Distributed networks of robotic telescopes have the power to make a significant contribution to the scientific community, in a variety of fields. As part of the Telescope Live collaboration with the University College London Observatory (UCLO), PhD student Hamish Caines has been working to develop pipelines and processes to manage the efficient use of the Telescope Live network to make these contributions. Also working on this project are Professor Giorgio Savini, Director of UCLO, and Dr Marco Rocchetto, one of the key developers behind Telescope Live. The first area of interest we have identified is the study of Exoplanetary Systems.
An Exoplanetary System is comprised of a host star and at least one planet in orbit around it. Several thousand of these planets have been discovered since the first in 1992, and the easiest way to observe many of these is through the transit method. If an exoplanet’s orbit is aligned correctly, it will regularly pass between us and its host star. When this happens, the brightness of the star drops slightly, similarly to how the sky gets dark during a solar eclipse this is called a transit. However, the drop in brightness that results from an exoplanetary transit is much smaller than the drop we see during a solar eclipse.
If an exoplanet with an atmosphere transits its host star, in addition to light being blocked by the planet, some will filter through the atmosphere, leaving traces of its components. Specific elements and molecules have specific chemical signatures that we can search for and then measure the strength of. This allows to determine and quantify the composition of the planet’s atmosphere, this is technique called transit spectroscopy.
The ARIEL mission is an M-class European Space Agency mission, led by Professor Giovanna Tinetti of UCL. The ARIEL mission will observe 1000 extra-solar planets using photometry and spectroscopy in order to attempt to determine the composition of their atmospheres. It will use transit spectroscopy to do this and therefore will require precise knowledge of the 1000 planets’ transit timings. However, as the mission will not launch until 2028, this precision will degrade significantly, preventing efficient use of the observing time that will be available. In some extreme cases, the uncertainty in any predicted transit time will exceed the duration of the transit itself, making any observation difficult, let alone and efficient one.

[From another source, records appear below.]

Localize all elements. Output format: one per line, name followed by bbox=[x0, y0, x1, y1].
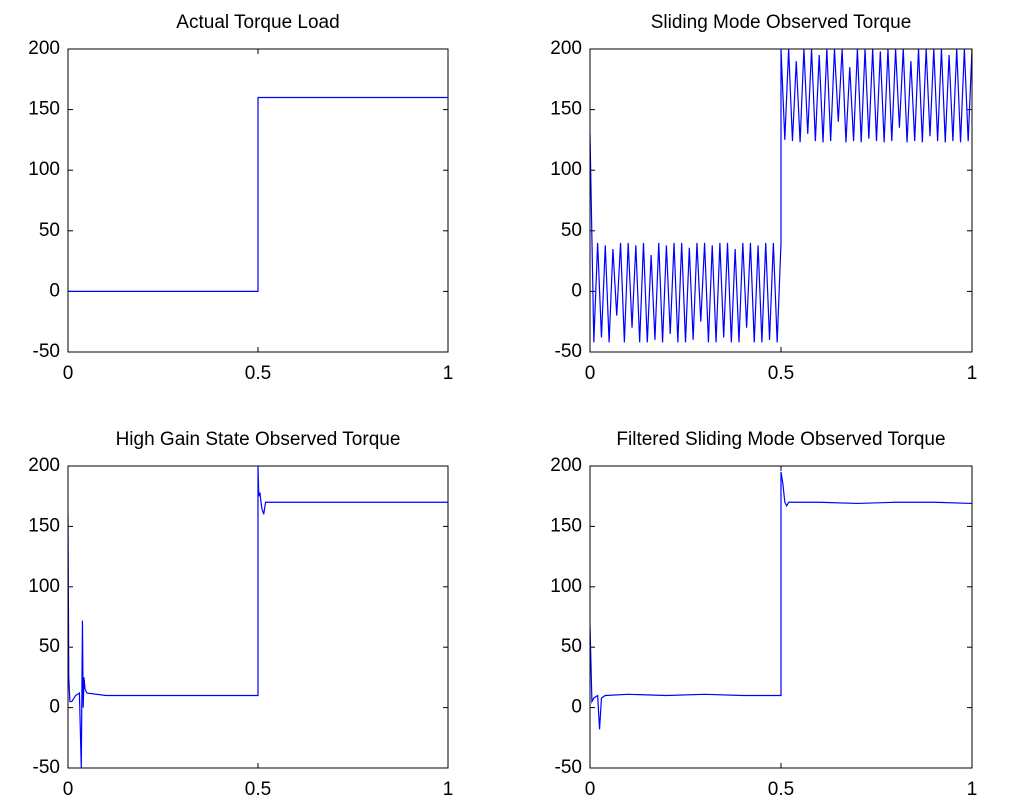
subplot-title: Sliding Mode Observed Torque bbox=[651, 12, 912, 33]
x-tick-label: 0.5 bbox=[768, 363, 794, 384]
y-tick-label: 0 bbox=[571, 280, 582, 301]
y-tick-label: 0 bbox=[49, 697, 60, 718]
y-tick-label: 200 bbox=[28, 455, 60, 476]
x-tick-label: 1 bbox=[443, 779, 454, 800]
y-tick-label: 200 bbox=[550, 455, 582, 476]
subplot: Sliding Mode Observed Torque-50050100150… bbox=[550, 12, 977, 384]
subplot-title: High Gain State Observed Torque bbox=[116, 429, 401, 450]
y-tick-label: 150 bbox=[28, 515, 60, 536]
x-tick-label: 0.5 bbox=[768, 779, 794, 800]
y-tick-label: 0 bbox=[571, 697, 582, 718]
x-tick-label: 0 bbox=[585, 363, 596, 384]
subplot-title: Filtered Sliding Mode Observed Torque bbox=[616, 429, 945, 450]
y-tick-label: 100 bbox=[28, 576, 60, 597]
y-tick-label: -50 bbox=[33, 757, 60, 778]
y-tick-label: 150 bbox=[550, 515, 582, 536]
x-tick-label: 0 bbox=[585, 779, 596, 800]
axes-box bbox=[67, 465, 449, 769]
axes-box bbox=[589, 48, 973, 353]
data-line bbox=[68, 466, 448, 768]
y-tick-label: 100 bbox=[550, 159, 582, 180]
y-tick-label: -50 bbox=[555, 341, 582, 362]
subplot-title: Actual Torque Load bbox=[176, 12, 339, 33]
x-tick-label: 0.5 bbox=[245, 363, 271, 384]
data-line bbox=[68, 96, 448, 292]
y-tick-label: 50 bbox=[561, 636, 582, 657]
y-tick-label: 100 bbox=[28, 159, 60, 180]
y-tick-label: 150 bbox=[550, 99, 582, 120]
subplot: Filtered Sliding Mode Observed Torque -50… bbox=[550, 429, 977, 800]
y-tick-label: 0 bbox=[49, 280, 60, 301]
y-tick-label: 150 bbox=[28, 99, 60, 120]
y-tick-label: 50 bbox=[39, 220, 60, 241]
axes-box bbox=[589, 465, 973, 769]
x-tick-label: 0.5 bbox=[245, 779, 271, 800]
data-line bbox=[590, 49, 972, 343]
axes-box bbox=[67, 48, 449, 353]
x-tick-label: 1 bbox=[967, 363, 978, 384]
y-tick-label: 200 bbox=[550, 38, 582, 59]
x-tick-label: 0 bbox=[63, 779, 74, 800]
y-tick-label: 100 bbox=[550, 576, 582, 597]
data-line bbox=[590, 471, 972, 730]
x-tick-label: 1 bbox=[443, 363, 454, 384]
y-tick-label: 200 bbox=[28, 38, 60, 59]
y-tick-label: 50 bbox=[39, 636, 60, 657]
y-tick-label: 50 bbox=[561, 220, 582, 241]
x-tick-label: 1 bbox=[967, 779, 978, 800]
subplot: High Gain State Observed Torque-50050100… bbox=[28, 429, 453, 800]
y-tick-label: -50 bbox=[555, 757, 582, 778]
y-tick-label: -50 bbox=[33, 341, 60, 362]
x-tick-label: 0 bbox=[63, 363, 74, 384]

As the uncertainty in a predicted transit time grows with time, the easiest way to prevent the uncertainty growing too large is to periodically obtain more up-to-date data for each target. This is where Telescope Live can contribute. Observations of exoplanet transits, which are fixed in time, will require a distributed network of telescopes to cover as much of the night sky as possible, to ensure that we can cover all of the targets in the ARIEL target list.
In addition to the telescope resources, we also require an efficient method for the scheduling of the observations. We need to ensure that the uncertainties for all targets do not grow to be too large, whilst ensuring that we are using the observing time efficiently. To do this, we have tested multiple sets of selection criteria by simulating the acquisition of the observations from today until the mission launch and evaluating the resulting performance. We do this by examining how successful the criteria were at maintaining the timing uncertainties within the desired limit, and how much observing time was used.
In addition to testing the selection criteria, we also tested the telescope configurations used in the data acquisition, starting from the current Telescope Live network. We then added more telescopes to the network and re-ran the simulator. We can therefore quantify the impact of adding telescopes in different areas of the globe, which is useful information that may be used to inform future decisions regarding the expansion of the Telescope Live network.
Following our work on determining the most efficient scheduling method for this data acquisition, we have developed a scheduler outside of the simulator that generates observation schedules for a real network of telescopes. The next step is to develop an algorithm for this scheduler to interact with the Telescope Live scheduler via an API, allowing automated scheduling of exoplanet transit observations in a way that does not interfere with other users of the network.
Finally, once we have obtained some data, we will look to develop automated pipelines for the processing of the time-series data, and the transit light curve fitting routines that will extract the timing data that we require. In addition, we are continuing to explore other research areas that will benefit from the use of the Telescope Live network.